— Не беспокойся, не покажет: это для нее такая реликвия, которой еще никто другой не видел. Как-то раз сам я хотел их изорвать, так с ней чуть истерики не сделалось.

— Значит, очень уж сердечно написаны?

— Видно, что так. Чем долее отлагалась свадьба, тем сильнее разгоралось мое сердце. Та же буря, что задувает маленькое пламя, пуще раздувает большое.

— И где же вас наконец повенчали? В Яресках?

— Да, у тетки. У нее же я должен был покамест и женочку свою оставить; после чего она еще у отца погостила. Я же часто наезжал к ней из Васильевки от моих собственных родителей, которые оба были тогда еще живы. Спустя месяц, мои родители съездили за своей богоданной дочкой. Она была ведь еще полуребенок, но так мила, что старики мои не могли налюбоваться, надышаться на нее.
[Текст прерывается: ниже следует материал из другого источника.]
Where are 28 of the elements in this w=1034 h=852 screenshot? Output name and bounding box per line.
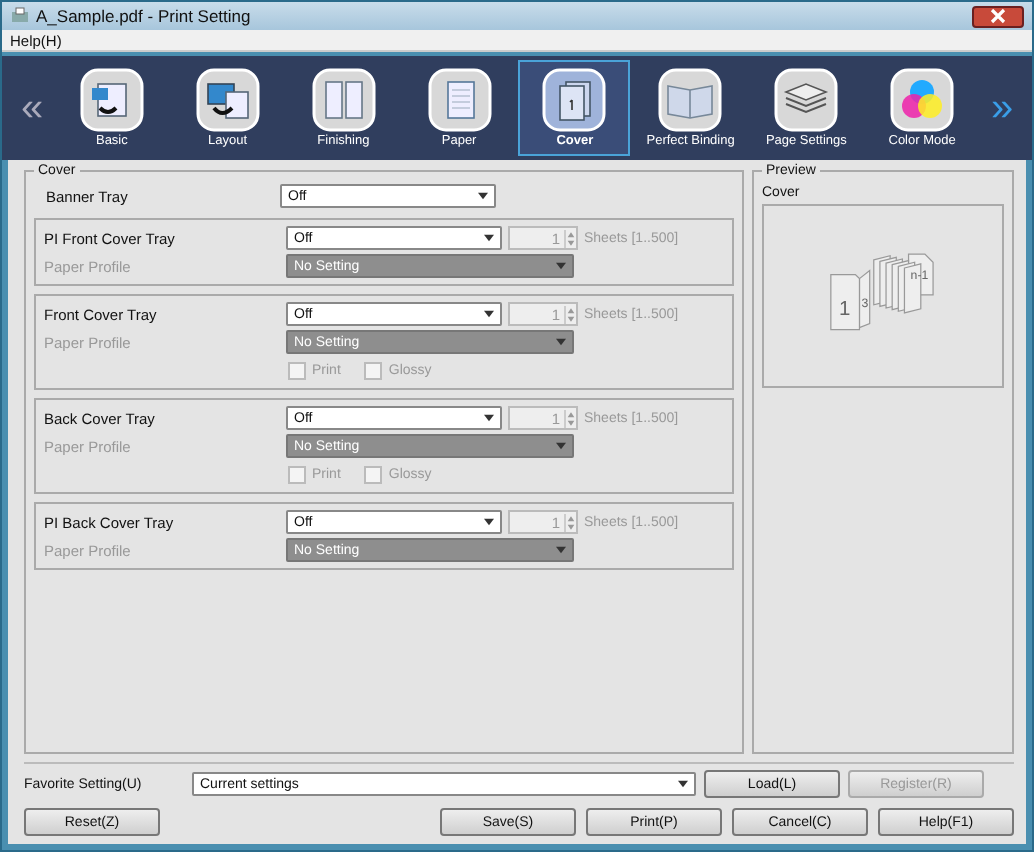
tab-icon — [311, 68, 376, 132]
caret-icon — [556, 262, 566, 270]
printer-icon — [10, 6, 30, 26]
tab-icon — [890, 68, 955, 132]
window-title: A_Sample.pdf - Print Setting — [36, 6, 251, 26]
caret-icon — [484, 234, 494, 242]
tab-icon — [427, 68, 492, 132]
close-icon — [988, 8, 1008, 24]
caret-icon — [484, 310, 494, 318]
caret-icon — [556, 442, 566, 450]
tab-icon — [658, 68, 723, 132]
spin-arrows-icon — [564, 229, 576, 247]
tab-icon — [79, 68, 144, 132]
tab-icon — [542, 68, 607, 132]
spin-arrows-icon — [564, 305, 576, 323]
spin-arrows-icon — [564, 513, 576, 531]
caret-icon — [678, 780, 688, 788]
close-button[interactable] — [972, 5, 1024, 27]
tab-icon — [774, 68, 839, 132]
caret-icon — [478, 192, 488, 200]
spin-arrows-icon — [564, 409, 576, 427]
caret-icon — [556, 546, 566, 554]
scroll-right-button[interactable]: » — [980, 88, 1024, 128]
tab-icon — [195, 68, 260, 132]
caret-icon — [556, 338, 566, 346]
caret-icon — [484, 518, 494, 526]
scroll-left-button[interactable]: « — [10, 88, 54, 128]
caret-icon — [484, 414, 494, 422]
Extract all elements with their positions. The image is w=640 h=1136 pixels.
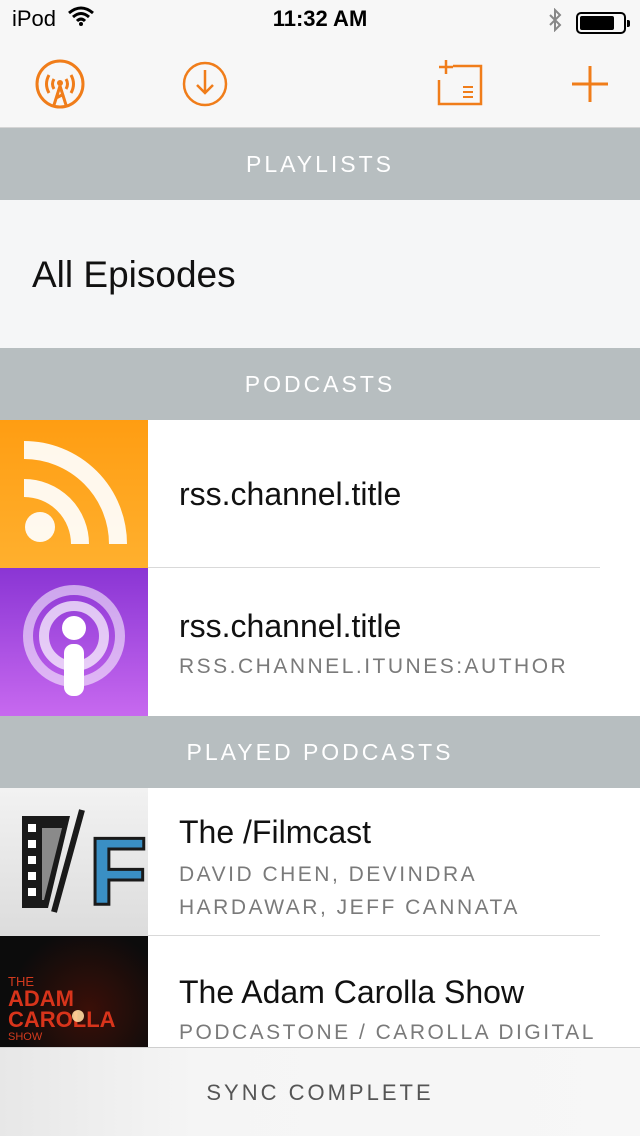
podcast-icon [0, 568, 148, 716]
add-icon[interactable] [562, 56, 618, 112]
add-playlist-icon[interactable] [431, 56, 487, 112]
status-time: 11:32 AM [272, 6, 368, 31]
playlist-item-all-episodes[interactable]: All Episodes [0, 200, 640, 348]
rss-feed-icon [0, 420, 148, 568]
podcast-title: The Adam Carolla Show [179, 974, 525, 1010]
download-icon[interactable] [177, 56, 233, 112]
sync-status-bar: SYNC COMPLETE [0, 1047, 640, 1136]
podcast-author: DAVID CHEN, DEVINDRA HARDAWAR, JEFF CANN… [179, 863, 520, 919]
playlist-item-label: All Episodes [32, 254, 236, 295]
overcast-icon[interactable] [32, 56, 88, 112]
filmcast-artwork: F [0, 788, 148, 936]
sync-status-label: SYNC COMPLETE [206, 1080, 434, 1105]
podcast-title: The /Filmcast [179, 814, 372, 850]
podcast-row[interactable]: rss.channel.title RSS.CHANNEL.ITUNES:AUT… [0, 568, 640, 716]
podcast-title: rss.channel.title [179, 476, 402, 512]
filmcast-logo-letter: F [89, 818, 148, 925]
section-header-played-podcasts: PLAYED PODCASTS [0, 716, 640, 788]
section-header-playlists: PLAYLISTS [0, 128, 640, 200]
section-header-podcasts: PODCASTS [0, 348, 640, 420]
podcast-author: RSS.CHANNEL.ITUNES:AUTHOR [179, 655, 569, 678]
podcast-row[interactable]: rss.channel.title [0, 420, 640, 568]
played-podcast-row[interactable]: F The /Filmcast DAVID CHEN, DEVINDRA HAR… [0, 788, 640, 936]
toolbar [0, 40, 640, 128]
status-bar: iPod 11:32 AM [0, 0, 640, 40]
carolla-logo-text: CAROLLA [8, 1007, 116, 1032]
status-right [548, 7, 630, 37]
battery-icon [576, 11, 630, 34]
podcast-author: PODCASTONE / CAROLLA DIGITAL [179, 1021, 596, 1044]
bluetooth-icon [548, 7, 562, 37]
podcast-title: rss.channel.title [179, 608, 402, 644]
carolla-logo-text: SHOW [8, 1031, 43, 1043]
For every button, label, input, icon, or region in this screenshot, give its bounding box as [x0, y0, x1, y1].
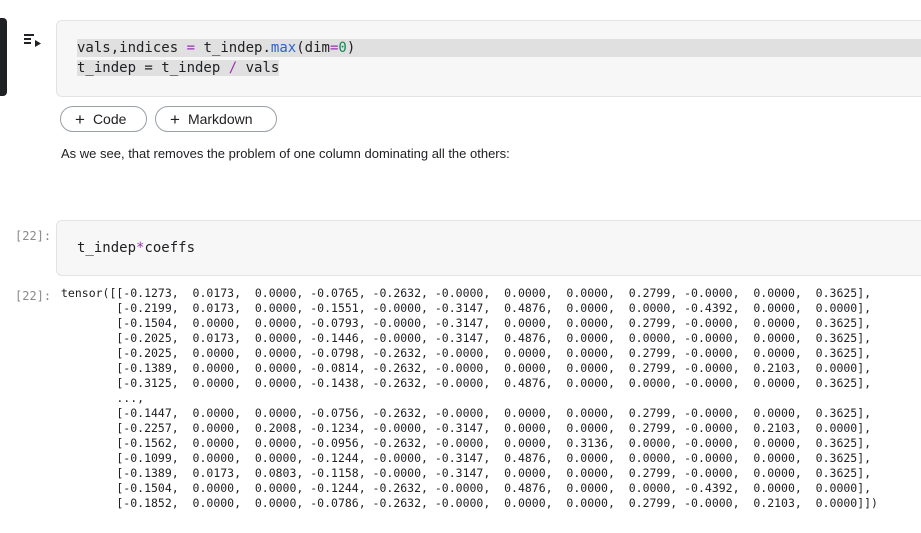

Особенно покойная маменька няньчилась с ней, обряжала ее, как куколку, в свои лучшие платья, не давала ей пальцем коснуться хозяйства…

— Оттого-то, должно быть, наша маменька и до сегодняшнего дня не так-то практична.

— Ну, ну, ну, сделай милость! — обиделся за свою Машеньку старый романтик. — Однако солнышко-то, смотри-ка, совсем спряталось, а вечерняя звезда вон домой нам дорогу кажет: «ужинать, мол, пора».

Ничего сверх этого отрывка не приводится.